Dr. John Sorochan, co-investigator and associate professor of Plant Science saw his vision fulfilled with today’s events. “This is the most exciting day of my life as an academician,” he said. “Our goal is to make fields safer at all levels of play. This center is a canvas for collaboration, affecting not only turfgrass study but areas of study such as biomechanics and human kinetics on a national level.”
The two-acre Center for Safer Athletic Fields aims to make a long-term difference. While determining the safety and performance of synthetic turf products compared to various natural turfgrass systems, UT turfgrass scientists will also monitor these relationships over time. Additionally, they will evaluate the environmental impacts of each system. The research should lead to the development of new, more accurate methods for testing the safety and performance of all synthetic turf systems.
“Injuries are a huge concern in all athletics. The CDC has shown in studies that $49 billion is spent every year in medical and legal expenses due to injuries affecting children under 14,” said Jim Brosnan, co-investigator and assistant professor of Plant Science.
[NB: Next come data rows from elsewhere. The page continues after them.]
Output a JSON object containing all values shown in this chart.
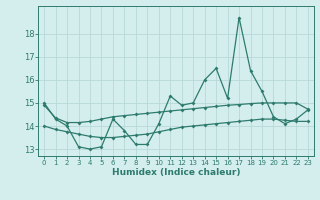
{
  "xlabel": "Humidex (Indice chaleur)",
  "x": [
    0,
    1,
    2,
    3,
    4,
    5,
    6,
    7,
    8,
    9,
    10,
    11,
    12,
    13,
    14,
    15,
    16,
    17,
    18,
    19,
    20,
    21,
    22,
    23
  ],
  "line_main": [
    15.0,
    14.3,
    14.0,
    13.1,
    13.0,
    13.1,
    14.3,
    13.8,
    13.2,
    13.2,
    14.1,
    15.3,
    14.9,
    15.0,
    16.0,
    16.5,
    15.2,
    18.7,
    16.4,
    15.5,
    14.4,
    14.1,
    14.3,
    14.7
  ],
  "line_upper": [
    14.9,
    14.35,
    14.15,
    14.15,
    14.2,
    14.3,
    14.4,
    14.45,
    14.5,
    14.55,
    14.6,
    14.65,
    14.7,
    14.75,
    14.8,
    14.85,
    14.9,
    14.93,
    14.97,
    15.0,
    15.0,
    15.0,
    15.0,
    14.73
  ],
  "line_lower": [
    14.0,
    13.85,
    13.75,
    13.65,
    13.55,
    13.5,
    13.5,
    13.55,
    13.6,
    13.65,
    13.75,
    13.85,
    13.95,
    14.0,
    14.05,
    14.1,
    14.15,
    14.2,
    14.25,
    14.3,
    14.3,
    14.25,
    14.2,
    14.2
  ],
  "line_color": "#2e7b6e",
  "bg_color": "#d4eeee",
  "grid_color": "#b8d8d8",
  "ylim": [
    12.7,
    19.2
  ],
  "xlim": [
    -0.5,
    23.5
  ],
  "yticks": [
    13,
    14,
    15,
    16,
    17,
    18
  ],
  "xticks": [
    0,
    1,
    2,
    3,
    4,
    5,
    6,
    7,
    8,
    9,
    10,
    11,
    12,
    13,
    14,
    15,
    16,
    17,
    18,
    19,
    20,
    21,
    22,
    23
  ],
  "marker_size": 2.0,
  "line_width": 0.9
}
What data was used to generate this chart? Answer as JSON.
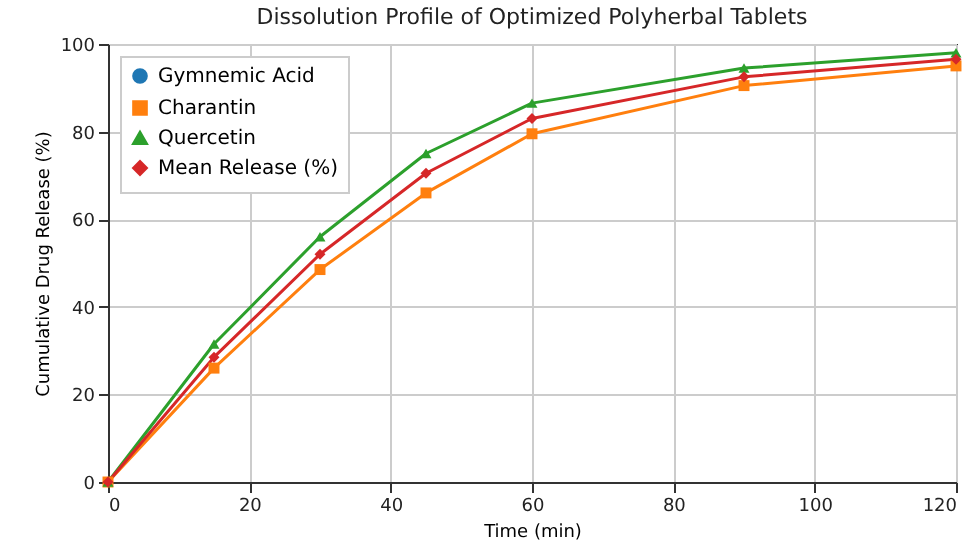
{
  "chart_data": {
    "type": "line",
    "title": "Dissolution Profile of Optimized Polyherbal Tablets",
    "xlabel": "Time (min)",
    "ylabel": "Cumulative Drug Release (%)",
    "x": [
      0,
      15,
      30,
      45,
      60,
      90,
      120
    ],
    "series": [
      {
        "name": "Gymnemic Acid",
        "color": "#1f77b4",
        "marker": "circle",
        "values": [
          null,
          null,
          null,
          null,
          null,
          null,
          null
        ]
      },
      {
        "name": "Charantin",
        "color": "#ff7f0e",
        "marker": "square",
        "values": [
          0,
          26,
          48.5,
          66,
          79.5,
          90.5,
          95
        ]
      },
      {
        "name": "Quercetin",
        "color": "#2ca02c",
        "marker": "triangle",
        "values": [
          0,
          31.5,
          56,
          75,
          86.5,
          94.5,
          98
        ]
      },
      {
        "name": "Mean Release (%)",
        "color": "#d62728",
        "marker": "diamond",
        "values": [
          0,
          28.5,
          52,
          70.5,
          83,
          92.5,
          96.5
        ]
      }
    ],
    "xlim": [
      0,
      120
    ],
    "xticks": [
      0,
      20,
      40,
      60,
      80,
      100,
      120
    ],
    "ylim": [
      0,
      100
    ],
    "yticks": [
      0,
      20,
      40,
      60,
      80,
      100
    ],
    "grid": true,
    "legend": "top left",
    "line_style": "solid"
  }
}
“Studies have shown that 25 percent of injuries that occur in athletics are potentially related to the conditions of the playing surface, while others have shown 50 percent of all sports injuries are preventable. We need to learn more about how athletes interact with playing surfaces.”
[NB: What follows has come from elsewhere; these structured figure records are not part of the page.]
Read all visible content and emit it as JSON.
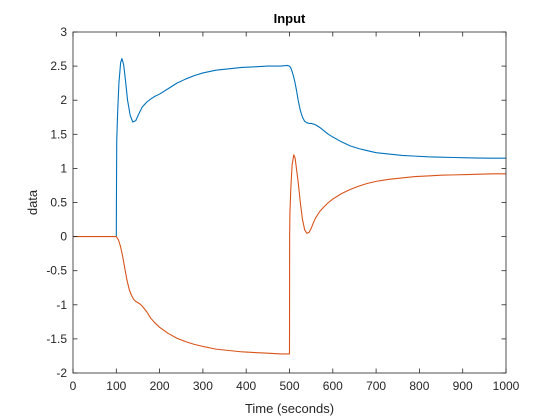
{
  "chart_data": {
    "type": "line",
    "title": "Input",
    "xlabel": "Time (seconds)",
    "ylabel": "data",
    "xlim": [
      0,
      1000
    ],
    "ylim": [
      -2,
      3
    ],
    "xticks": [
      "0",
      "100",
      "200",
      "300",
      "400",
      "500",
      "600",
      "700",
      "800",
      "900",
      "1000"
    ],
    "yticks": [
      "-2",
      "-1.5",
      "-1",
      "-0.5",
      "0",
      "0.5",
      "1",
      "1.5",
      "2",
      "2.5",
      "3"
    ],
    "grid": false,
    "legend": "none",
    "series": [
      {
        "color": "#0072BD",
        "x": [
          100,
          100.5,
          101,
          103,
          106,
          110,
          113,
          117,
          121,
          126,
          132,
          138,
          145,
          152,
          160,
          170,
          180,
          190,
          200,
          220,
          240,
          260,
          280,
          300,
          330,
          360,
          390,
          420,
          450,
          480,
          495,
          500,
          504,
          508,
          512,
          516,
          520,
          525,
          530,
          535,
          540,
          545,
          550,
          555,
          560,
          570,
          580,
          590,
          600,
          620,
          640,
          660,
          680,
          700,
          730,
          760,
          790,
          820,
          850,
          880,
          910,
          940,
          970,
          1000
        ],
        "y": [
          0,
          0.8,
          1.4,
          1.8,
          2.25,
          2.55,
          2.61,
          2.52,
          2.3,
          2.0,
          1.78,
          1.68,
          1.7,
          1.8,
          1.9,
          1.97,
          2.02,
          2.06,
          2.09,
          2.17,
          2.25,
          2.31,
          2.36,
          2.4,
          2.44,
          2.46,
          2.48,
          2.49,
          2.5,
          2.5,
          2.51,
          2.5,
          2.46,
          2.38,
          2.28,
          2.15,
          2.0,
          1.85,
          1.75,
          1.69,
          1.67,
          1.66,
          1.66,
          1.65,
          1.64,
          1.6,
          1.55,
          1.5,
          1.46,
          1.39,
          1.33,
          1.29,
          1.26,
          1.23,
          1.21,
          1.19,
          1.18,
          1.17,
          1.165,
          1.16,
          1.155,
          1.152,
          1.15,
          1.15
        ]
      },
      {
        "color": "#D95319",
        "x": [
          0,
          50,
          100,
          105,
          110,
          115,
          120,
          125,
          130,
          135,
          140,
          145,
          150,
          155,
          160,
          165,
          170,
          175,
          180,
          190,
          200,
          220,
          240,
          260,
          280,
          300,
          330,
          360,
          390,
          420,
          450,
          480,
          500,
          500.3,
          500.7,
          501,
          503,
          506,
          510,
          513,
          516,
          520,
          525,
          530,
          535,
          540,
          545,
          550,
          555,
          560,
          570,
          580,
          590,
          600,
          620,
          640,
          660,
          680,
          700,
          730,
          760,
          790,
          820,
          850,
          880,
          910,
          940,
          970,
          1000
        ],
        "y": [
          0,
          0,
          0,
          -0.05,
          -0.15,
          -0.3,
          -0.48,
          -0.65,
          -0.78,
          -0.86,
          -0.92,
          -0.95,
          -0.97,
          -0.99,
          -1.02,
          -1.06,
          -1.1,
          -1.15,
          -1.2,
          -1.27,
          -1.33,
          -1.42,
          -1.49,
          -1.54,
          -1.58,
          -1.61,
          -1.65,
          -1.67,
          -1.69,
          -1.7,
          -1.71,
          -1.72,
          -1.72,
          0,
          0.2,
          0.35,
          0.7,
          1.05,
          1.2,
          1.15,
          1.0,
          0.8,
          0.5,
          0.25,
          0.1,
          0.05,
          0.06,
          0.12,
          0.2,
          0.27,
          0.37,
          0.44,
          0.5,
          0.55,
          0.63,
          0.69,
          0.74,
          0.78,
          0.81,
          0.84,
          0.86,
          0.88,
          0.89,
          0.9,
          0.905,
          0.91,
          0.915,
          0.92,
          0.92
        ]
      }
    ]
  }
}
Natural surfaces are planted with bermudagrass, Kentucky bluegrass and others. Both mechanical and human studies will be performed to create “real play” conditions. The research will be scientifically based for statistical analysis. In addition, the geographic location of the site will enable scientists to conduct research on a variety of surfaces from both cool- and warm-season climates. The unique outdoor research facility comprises 60 small-scale athletic research fields constructed from a variety of playing surfaces. UT turfgrass scientists will compare the safety and performance of synthetic playing surfaces to natural grass surfaces. Field qualities will range from those employed for professional–level sports to surfaces used by schools, public parks and recreation fields.
The UT Center Athletic Field Safety will also further education for University of Tennessee students, enabling UT Plant Sciences faculty to add another level to the curriculum to train and educate future sports turf practitioners.